What We Know and Need to Know about the Legal Needs of the Public
17 Pages Posted: 11 Apr 2017
Date Written: 2016
Abstract
In contemporary market democracies, law reaches deeply into many aspects of daily life. Thousands of Americans every day find themselves facing troubles that emerge “at the intersection of civil law and everyday adversity,” involving work, finances, insurance, pensions, wages, benefits, shelter, and the care of young children and dependent adults, among other core matters. Though these different types of problems affect different aspects of people’s lives and concern different kinds of relationships, they are defined by a central important quality: they are justiciable. They have civil legal aspects, raise civil legal issues, have consequences shaped by civil law, and may become objects of formal legal action.

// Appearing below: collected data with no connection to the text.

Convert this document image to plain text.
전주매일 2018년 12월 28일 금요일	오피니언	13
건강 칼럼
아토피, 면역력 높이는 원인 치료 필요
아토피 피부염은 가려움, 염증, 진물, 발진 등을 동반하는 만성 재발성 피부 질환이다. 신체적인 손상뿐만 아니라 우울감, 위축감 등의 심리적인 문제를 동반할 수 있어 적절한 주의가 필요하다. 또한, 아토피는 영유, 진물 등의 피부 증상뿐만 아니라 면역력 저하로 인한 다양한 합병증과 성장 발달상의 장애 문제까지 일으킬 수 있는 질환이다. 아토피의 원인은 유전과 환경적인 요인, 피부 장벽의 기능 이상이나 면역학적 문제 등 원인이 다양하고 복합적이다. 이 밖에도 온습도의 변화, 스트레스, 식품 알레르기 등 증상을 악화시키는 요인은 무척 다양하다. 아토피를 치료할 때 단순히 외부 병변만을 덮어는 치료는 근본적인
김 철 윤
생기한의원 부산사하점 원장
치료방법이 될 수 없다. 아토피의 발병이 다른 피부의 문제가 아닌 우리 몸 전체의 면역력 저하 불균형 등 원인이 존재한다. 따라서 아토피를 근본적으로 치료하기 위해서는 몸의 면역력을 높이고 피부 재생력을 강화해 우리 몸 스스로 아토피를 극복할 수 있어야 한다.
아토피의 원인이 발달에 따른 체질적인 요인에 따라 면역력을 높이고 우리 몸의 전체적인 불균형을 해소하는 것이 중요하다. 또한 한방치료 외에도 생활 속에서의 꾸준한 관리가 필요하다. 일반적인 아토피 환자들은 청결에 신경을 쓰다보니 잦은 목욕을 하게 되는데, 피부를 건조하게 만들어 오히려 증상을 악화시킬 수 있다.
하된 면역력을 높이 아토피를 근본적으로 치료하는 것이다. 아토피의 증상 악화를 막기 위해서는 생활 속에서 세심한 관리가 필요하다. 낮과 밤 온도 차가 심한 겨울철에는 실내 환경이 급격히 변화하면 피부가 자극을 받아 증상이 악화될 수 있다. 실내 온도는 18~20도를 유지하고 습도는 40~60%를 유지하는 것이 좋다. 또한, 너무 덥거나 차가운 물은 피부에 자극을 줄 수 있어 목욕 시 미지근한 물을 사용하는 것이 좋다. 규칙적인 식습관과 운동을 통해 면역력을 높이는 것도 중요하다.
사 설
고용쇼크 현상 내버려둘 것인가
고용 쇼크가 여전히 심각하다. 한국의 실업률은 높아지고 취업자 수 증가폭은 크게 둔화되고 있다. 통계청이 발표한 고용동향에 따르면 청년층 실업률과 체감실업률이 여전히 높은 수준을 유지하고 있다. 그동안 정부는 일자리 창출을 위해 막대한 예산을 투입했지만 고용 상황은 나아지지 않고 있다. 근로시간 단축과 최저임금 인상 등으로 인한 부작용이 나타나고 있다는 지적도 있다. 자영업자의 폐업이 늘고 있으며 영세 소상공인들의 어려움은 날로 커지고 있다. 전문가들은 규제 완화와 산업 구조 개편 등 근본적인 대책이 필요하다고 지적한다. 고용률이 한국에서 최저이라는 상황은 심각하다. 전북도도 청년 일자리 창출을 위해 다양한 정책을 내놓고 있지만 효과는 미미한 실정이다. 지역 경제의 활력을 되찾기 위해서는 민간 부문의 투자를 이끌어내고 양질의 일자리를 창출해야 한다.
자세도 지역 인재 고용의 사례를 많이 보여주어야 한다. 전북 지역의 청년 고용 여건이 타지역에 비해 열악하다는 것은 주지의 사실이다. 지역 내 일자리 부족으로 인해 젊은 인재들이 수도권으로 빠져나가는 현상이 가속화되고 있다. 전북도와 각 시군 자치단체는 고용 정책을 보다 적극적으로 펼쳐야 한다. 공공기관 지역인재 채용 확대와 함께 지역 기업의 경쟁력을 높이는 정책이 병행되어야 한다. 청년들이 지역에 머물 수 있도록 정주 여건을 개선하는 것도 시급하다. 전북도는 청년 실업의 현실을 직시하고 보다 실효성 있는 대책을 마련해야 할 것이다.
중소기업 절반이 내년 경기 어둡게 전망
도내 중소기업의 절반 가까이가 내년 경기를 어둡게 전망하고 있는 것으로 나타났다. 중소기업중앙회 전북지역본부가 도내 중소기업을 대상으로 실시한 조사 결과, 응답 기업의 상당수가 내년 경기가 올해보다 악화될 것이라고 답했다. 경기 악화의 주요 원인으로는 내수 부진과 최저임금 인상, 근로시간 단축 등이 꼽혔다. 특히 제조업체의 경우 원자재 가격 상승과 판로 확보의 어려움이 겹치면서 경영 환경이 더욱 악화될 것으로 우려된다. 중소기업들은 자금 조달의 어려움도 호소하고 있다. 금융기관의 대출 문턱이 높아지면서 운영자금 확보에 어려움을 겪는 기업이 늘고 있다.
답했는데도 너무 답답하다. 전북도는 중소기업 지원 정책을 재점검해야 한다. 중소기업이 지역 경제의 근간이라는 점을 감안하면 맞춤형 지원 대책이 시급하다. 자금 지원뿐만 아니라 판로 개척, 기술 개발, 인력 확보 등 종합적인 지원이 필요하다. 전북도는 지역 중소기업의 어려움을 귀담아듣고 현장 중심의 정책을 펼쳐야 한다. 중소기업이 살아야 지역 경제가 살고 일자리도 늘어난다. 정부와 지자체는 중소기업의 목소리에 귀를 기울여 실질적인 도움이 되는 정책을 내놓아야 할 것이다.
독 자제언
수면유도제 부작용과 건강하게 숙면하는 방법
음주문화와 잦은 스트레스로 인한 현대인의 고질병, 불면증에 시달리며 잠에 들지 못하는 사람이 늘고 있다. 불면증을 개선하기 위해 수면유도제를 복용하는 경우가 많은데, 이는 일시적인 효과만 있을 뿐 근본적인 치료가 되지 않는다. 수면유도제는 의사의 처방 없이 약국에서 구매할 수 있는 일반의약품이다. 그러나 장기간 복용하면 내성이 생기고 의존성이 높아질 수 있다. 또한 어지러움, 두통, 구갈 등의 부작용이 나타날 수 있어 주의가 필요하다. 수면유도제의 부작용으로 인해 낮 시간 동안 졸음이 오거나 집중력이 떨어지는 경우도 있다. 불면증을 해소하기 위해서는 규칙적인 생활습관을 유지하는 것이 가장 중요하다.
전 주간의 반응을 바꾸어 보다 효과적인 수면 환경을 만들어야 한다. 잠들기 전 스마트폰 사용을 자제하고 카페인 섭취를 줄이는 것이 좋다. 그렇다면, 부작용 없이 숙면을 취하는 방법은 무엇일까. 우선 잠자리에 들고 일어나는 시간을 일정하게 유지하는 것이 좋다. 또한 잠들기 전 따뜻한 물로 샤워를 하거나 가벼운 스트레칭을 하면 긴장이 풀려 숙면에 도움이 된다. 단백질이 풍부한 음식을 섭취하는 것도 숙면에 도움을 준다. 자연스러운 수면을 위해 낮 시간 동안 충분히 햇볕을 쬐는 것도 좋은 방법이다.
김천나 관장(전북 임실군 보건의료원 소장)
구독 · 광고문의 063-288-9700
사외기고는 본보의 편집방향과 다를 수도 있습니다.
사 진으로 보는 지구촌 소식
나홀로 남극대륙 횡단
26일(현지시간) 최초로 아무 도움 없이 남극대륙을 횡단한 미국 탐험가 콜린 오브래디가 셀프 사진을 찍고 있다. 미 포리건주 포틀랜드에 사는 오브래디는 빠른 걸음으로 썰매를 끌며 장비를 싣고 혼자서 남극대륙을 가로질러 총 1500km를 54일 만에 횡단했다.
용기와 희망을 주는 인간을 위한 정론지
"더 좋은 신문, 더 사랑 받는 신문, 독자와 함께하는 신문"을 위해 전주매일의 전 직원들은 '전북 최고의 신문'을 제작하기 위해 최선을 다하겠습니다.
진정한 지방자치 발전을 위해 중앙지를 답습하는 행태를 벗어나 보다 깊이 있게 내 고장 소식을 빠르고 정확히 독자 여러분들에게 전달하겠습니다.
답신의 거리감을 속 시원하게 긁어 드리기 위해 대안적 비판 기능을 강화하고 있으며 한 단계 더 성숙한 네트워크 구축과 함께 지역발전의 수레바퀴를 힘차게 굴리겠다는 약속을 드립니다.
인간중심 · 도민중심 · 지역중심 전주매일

This Paper reviews what we know about the civil legal needs of the public, focusing on the U.S. context but drawing on research from peer nations as well. In so doing, the Paper reveals some key gaps in our knowledge. Across a range of studies, we have good evidence that:
• Experience with civil justice situations is common and widespread, affecting all segments of the population. Many involve “bread and butter issues” at the core of contemporary life, affecting livelihood, shelter, or the care and custody of dependents. • Populations that are vulnerable or disadvantaged often report higher rates of contact with civil justice situations, and greater incidence of negative consequences from these events. • Most civil justice situations will never involve contact with an attorney or a court.
The most important reasons that people do not take their civil justice situations to law are: (1) they do not think the issues are legal or consider law as a solution; and (2) they often believe that they understand their situations, and are taking those actions that are possible.
• The cost of legal services or court processes plays a secondary role in people’s decisions about how to handle the civil justice situations they encounter.
Paradoxically, despite the stylized facts we often deploy in our arguments and advocacy, we do not know the answers to some of the million dollar questions. To be specific, we do not know:
• How many civil justice situations are actually civil legal needs; • How many civil legal needs go unmet; and • How civil legal needs affect the people who experience them and society at large.